3. The system of claim 2, wherein the ontology comprises infrastructure concepts including the location of a project and the type of infrastructure project.

4. The system of claim 2, wherein the ontology utilizes domain documents comprising public meeting records, project documents, and regulatory guidebooks for modelling or building context of topics and subjects.

5. The system of claim 1, wherein the recommender module and the wayfinder module direct users to infrastructure projects of potential interest.

6. The system of claim 5, wherein the recommender module and the wayfinder module further provide the user with direct feedback including impacts, functions, and perceptions.

7. The system of claim 1, wherein the recommender module generates a rating vector used to indicate similarity and generate recommendations for documents and projects for which the user has no rating.

8. The system of claim 1, wherein the recommender module applies collaborative filtering to utilize the preferences and interests of other users to predict the preferences for the user.

9. The system of claim 1, wherein the direction of the vector is a first direction for a positive sentiment of the dyad and a second direction opposing the first direction for a negative sentiment.

10. A method for automated stakeholder sentiment analysis relating to infrastructure projects utilizing one or more internet-based sources including internet social networks, the method comprising:
receiving structured and contextualized stakeholder analysis data through a user interface;
training, by a machine learning approach, a subject classifier and a sentiment classifier using the structured and contextualized stakeholder analysis data;
retrieving a plurality of units of unstructured stakeholder analysis data from the one or more social networks;
generating, by an analysis engine comprising one or more processor, a subject-sentiment dyad for each unit by applying the trained classifiers to the unstructured stakeholder data;

generating importance data by evaluating the importance of stakeholders associated with the unstructured stakeholder data, the evaluating comprising determining a social influence of the stakeholder utilizing a social graph of nodes and edges for the stakeholder from the one or more social networks;
transforming the importance data to a set of directed vectors having magnitudes and directions corresponding to the dyads and importance data;
generating a project profile from the directed vectors; and providing the project profile to a user via the user interface.

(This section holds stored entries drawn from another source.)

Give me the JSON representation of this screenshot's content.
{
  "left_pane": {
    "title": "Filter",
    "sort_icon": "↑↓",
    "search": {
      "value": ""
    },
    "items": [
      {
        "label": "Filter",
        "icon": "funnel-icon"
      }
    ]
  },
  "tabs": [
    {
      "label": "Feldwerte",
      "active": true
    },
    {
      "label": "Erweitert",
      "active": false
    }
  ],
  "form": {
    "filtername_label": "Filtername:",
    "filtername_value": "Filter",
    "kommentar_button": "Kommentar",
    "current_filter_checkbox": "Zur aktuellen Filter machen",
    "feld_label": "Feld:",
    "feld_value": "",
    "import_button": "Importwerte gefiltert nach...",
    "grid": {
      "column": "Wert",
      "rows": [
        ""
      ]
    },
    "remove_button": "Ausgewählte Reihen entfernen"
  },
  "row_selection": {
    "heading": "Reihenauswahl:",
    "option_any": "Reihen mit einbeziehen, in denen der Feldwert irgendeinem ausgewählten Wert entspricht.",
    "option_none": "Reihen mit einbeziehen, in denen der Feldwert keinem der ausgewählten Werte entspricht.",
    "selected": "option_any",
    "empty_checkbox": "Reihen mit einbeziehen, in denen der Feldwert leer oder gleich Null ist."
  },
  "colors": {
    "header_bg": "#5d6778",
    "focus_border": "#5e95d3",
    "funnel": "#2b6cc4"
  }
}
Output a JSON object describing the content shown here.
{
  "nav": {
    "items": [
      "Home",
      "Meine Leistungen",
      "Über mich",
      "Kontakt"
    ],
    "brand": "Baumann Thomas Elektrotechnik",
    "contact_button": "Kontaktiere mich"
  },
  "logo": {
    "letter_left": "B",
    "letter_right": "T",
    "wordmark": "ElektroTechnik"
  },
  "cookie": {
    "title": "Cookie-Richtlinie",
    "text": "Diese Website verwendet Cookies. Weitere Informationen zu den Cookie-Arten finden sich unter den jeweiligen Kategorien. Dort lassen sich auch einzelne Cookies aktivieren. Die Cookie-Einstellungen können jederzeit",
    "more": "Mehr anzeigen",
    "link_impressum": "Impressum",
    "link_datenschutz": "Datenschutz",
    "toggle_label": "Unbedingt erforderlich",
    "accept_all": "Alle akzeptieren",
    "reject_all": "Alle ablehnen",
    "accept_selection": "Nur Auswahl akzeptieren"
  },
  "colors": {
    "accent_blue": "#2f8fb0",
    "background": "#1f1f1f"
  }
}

11. The method of claim 10, further comprising evaluated the received structured and contextualized stakeholder analysis data against an ontology for formalizing and automating understanding of content by propagating patterns generated by user activity, learning styles and preferences.

12. The method of claim 11, wherein the ontology comprises infrastructure concepts including the location of a project and the type of infrastructure project.

13. The method of claim 11, wherein the ontology utilizes domain documents comprising public meeting records, project documents, and regulatory guidebooks for modelling or building context of topics and subjects.

14. The method of claim 10, further comprising directing the user to infrastructure projects of potential interest based upon the analysis.

15. The method of claim 14, further comprising providing the user with direct feedback including impacts, functions, and perceptions.

16. The method of claim 10, further comprising generating a rating vector used to indicate similarity and generate recommendations for documents and projects for which the user has no rating.

17. The method of claim 10, further comprising applying collaborative filtering to utilize the preferences and interests of other users to predict the preferences for the user.

18. The method of claim 10, wherein the direction of the vector is a first direction for a positive sentiment of the dyad and a second direction opposing the first direction for a negative sentiment.